The thing I love most about this Harry Styles album, and its self-titled predecessor too, isn’t its music. Though really that’s pretty damn good and I’ll get to it in a minute. What gives me the most pleasure is how much fun Styles is having, how much joy there is in his writing, singing and recording, and how clear it is that this is what he wants to be doing.

That last bit sounds so obvious it’s almost axiomatic: of course it’s what he wants to be doing surely, why do it otherwise? Except that it isn’t a given. Quite the opposite.

Let’s assume that having ditched the (successful and often well done) formula and folderol of the boy band past was a cause for happiness all on its own, though that unfairly assumes he wasn’t enjoying some or many of the things involved in that past.

Making music now with that past regularly brought up; being critiqued by people who automatically assume you’re still a puppet or at least a faker; having some kind of legacy obligation to people who once thought you were ultra fab but aren’t necessarily on the same page as you anymore, musically; and having a few other strings to your creative bow, such as making movies (and hello to you Justin Timberlake) … well, that could very quickly drain the fun out of life’s dream.

Not for Styles.

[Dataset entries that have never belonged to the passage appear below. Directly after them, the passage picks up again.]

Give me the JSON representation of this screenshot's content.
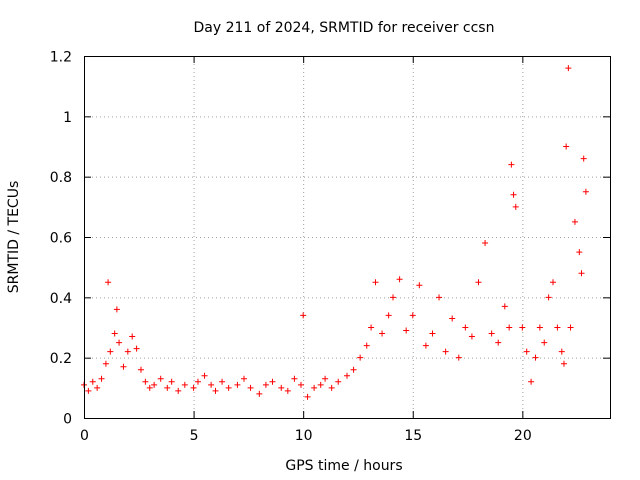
{
  "chart_data": {
    "type": "scatter",
    "title": "Day 211 of 2024, SRMTID for receiver ccsn",
    "xlabel": "GPS time / hours",
    "ylabel": "SRMTID / TECUs",
    "xlim": [
      0,
      24
    ],
    "ylim": [
      0,
      1.2
    ],
    "xticks": [
      "0",
      "5",
      "10",
      "15",
      "20"
    ],
    "yticks": [
      "0",
      "0.2",
      "0.4",
      "0.6",
      "0.8",
      "1",
      "1.2"
    ],
    "grid": true,
    "marker": "+",
    "color": "#ff0000",
    "series": [
      {
        "name": "SRMTID",
        "x": [
          0.0,
          0.2,
          0.4,
          0.6,
          0.8,
          1.0,
          1.1,
          1.2,
          1.4,
          1.5,
          1.6,
          1.8,
          2.0,
          2.2,
          2.4,
          2.6,
          2.8,
          3.0,
          3.2,
          3.5,
          3.8,
          4.0,
          4.3,
          4.6,
          5.0,
          5.2,
          5.5,
          5.8,
          6.0,
          6.3,
          6.6,
          7.0,
          7.3,
          7.6,
          8.0,
          8.3,
          8.6,
          9.0,
          9.3,
          9.6,
          9.9,
          10.0,
          10.2,
          10.5,
          10.8,
          11.0,
          11.3,
          11.6,
          12.0,
          12.3,
          12.6,
          12.9,
          13.1,
          13.3,
          13.6,
          13.9,
          14.1,
          14.4,
          14.7,
          15.0,
          15.3,
          15.6,
          15.9,
          16.2,
          16.5,
          16.8,
          17.1,
          17.4,
          17.7,
          18.0,
          18.3,
          18.6,
          18.9,
          19.2,
          19.4,
          19.5,
          19.6,
          19.7,
          20.0,
          20.2,
          20.4,
          20.6,
          20.8,
          21.0,
          21.2,
          21.4,
          21.6,
          21.8,
          21.9,
          22.0,
          22.1,
          22.2,
          22.4,
          22.6,
          22.7,
          22.8,
          22.9
        ],
        "y": [
          0.11,
          0.09,
          0.12,
          0.1,
          0.13,
          0.18,
          0.45,
          0.22,
          0.28,
          0.36,
          0.25,
          0.17,
          0.22,
          0.27,
          0.23,
          0.16,
          0.12,
          0.1,
          0.11,
          0.13,
          0.1,
          0.12,
          0.09,
          0.11,
          0.1,
          0.12,
          0.14,
          0.11,
          0.09,
          0.12,
          0.1,
          0.11,
          0.13,
          0.1,
          0.08,
          0.11,
          0.12,
          0.1,
          0.09,
          0.13,
          0.11,
          0.34,
          0.07,
          0.1,
          0.11,
          0.13,
          0.1,
          0.12,
          0.14,
          0.16,
          0.2,
          0.24,
          0.3,
          0.45,
          0.28,
          0.34,
          0.4,
          0.46,
          0.29,
          0.34,
          0.44,
          0.24,
          0.28,
          0.4,
          0.22,
          0.33,
          0.2,
          0.3,
          0.27,
          0.45,
          0.58,
          0.28,
          0.25,
          0.37,
          0.3,
          0.84,
          0.74,
          0.7,
          0.3,
          0.22,
          0.12,
          0.2,
          0.3,
          0.25,
          0.4,
          0.45,
          0.3,
          0.22,
          0.18,
          0.9,
          1.16,
          0.3,
          0.65,
          0.55,
          0.48,
          0.86,
          0.75
        ]
      }
    ]
  }
}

I mean, have you clocked that cover image – those trousers! Those hips! – yet?

From the sunshine-on-the-shoulders yacht rock of Golden, its trilling backing vocals a gust of wind in its sails, to the high and drifting expanse of the title track, which begins like Bon Iver’s For Emma, Forever Ago crossed with Dennis Wilson’s Pacific Blue (think forlorn, beautiful, anchored in something natural) and ends with a rousing brass-driven exultation, Fine Line is awash with an obvious joy.

The joy in being able to switch from the blue-eyed soul of Watermelon Sugar and its update to a Blue Nile-like glistening ‘80s pop soul in Adore You to the barebones balladry of Falling, that never succumbs to indulgence. Or being able to throw some McCartney whimsy-and-melody in the light To Be So Lonely and the even slighter I’ve-been-on-a-Caribbean-cruise-ship Sunflower, Vol. 6, because, well because you like it and damn it, you can.

(And you can because the rest of the album is strong enough to carry these tracks.)

Such delight is infectious when it comes with the acoustic guitar/bongos/whistling shuffle of Canyon Moon, which practically dons its cheesecloth shirt and invites all of Crosby, Stills and Nash to jump in on the chorus. Likewise in the incongruously buoyant Cherry, where Styles begs his ex not to let her new lover have the same naming rights as he had.

And it all makes sense of a song which might otherwise invite derision - and in fact flirts with it furiously – the rather surprisingly self-explanatory Treat People With Kindness. Part a reprise of The Polyphonic Spree’s psych church choir, part a funky ‘70s pop band whose collars and flares were wider than road rules allowed, and part a genuine call for just being better to each other, Treat People With Kindness succeeds despite its many reasons not to in 2019.

Interestingly, given the earlier discussion of post-boy band excitement succumbing to ennui eventually, the album’s centrepiece, Lights Up, is what some of us hoped Timberlake might eventually make.

A gliding groove in a more complex than it feels structure, Lights Up blends the suggestion of existential pondering, a voice pitched high and reaching for more, several waves of gospel, and the tender trap of early ‘70s soul, into a glorious driving at dusk mood that does it all in under three minutes.

No wonder Harry Styles sounds happy.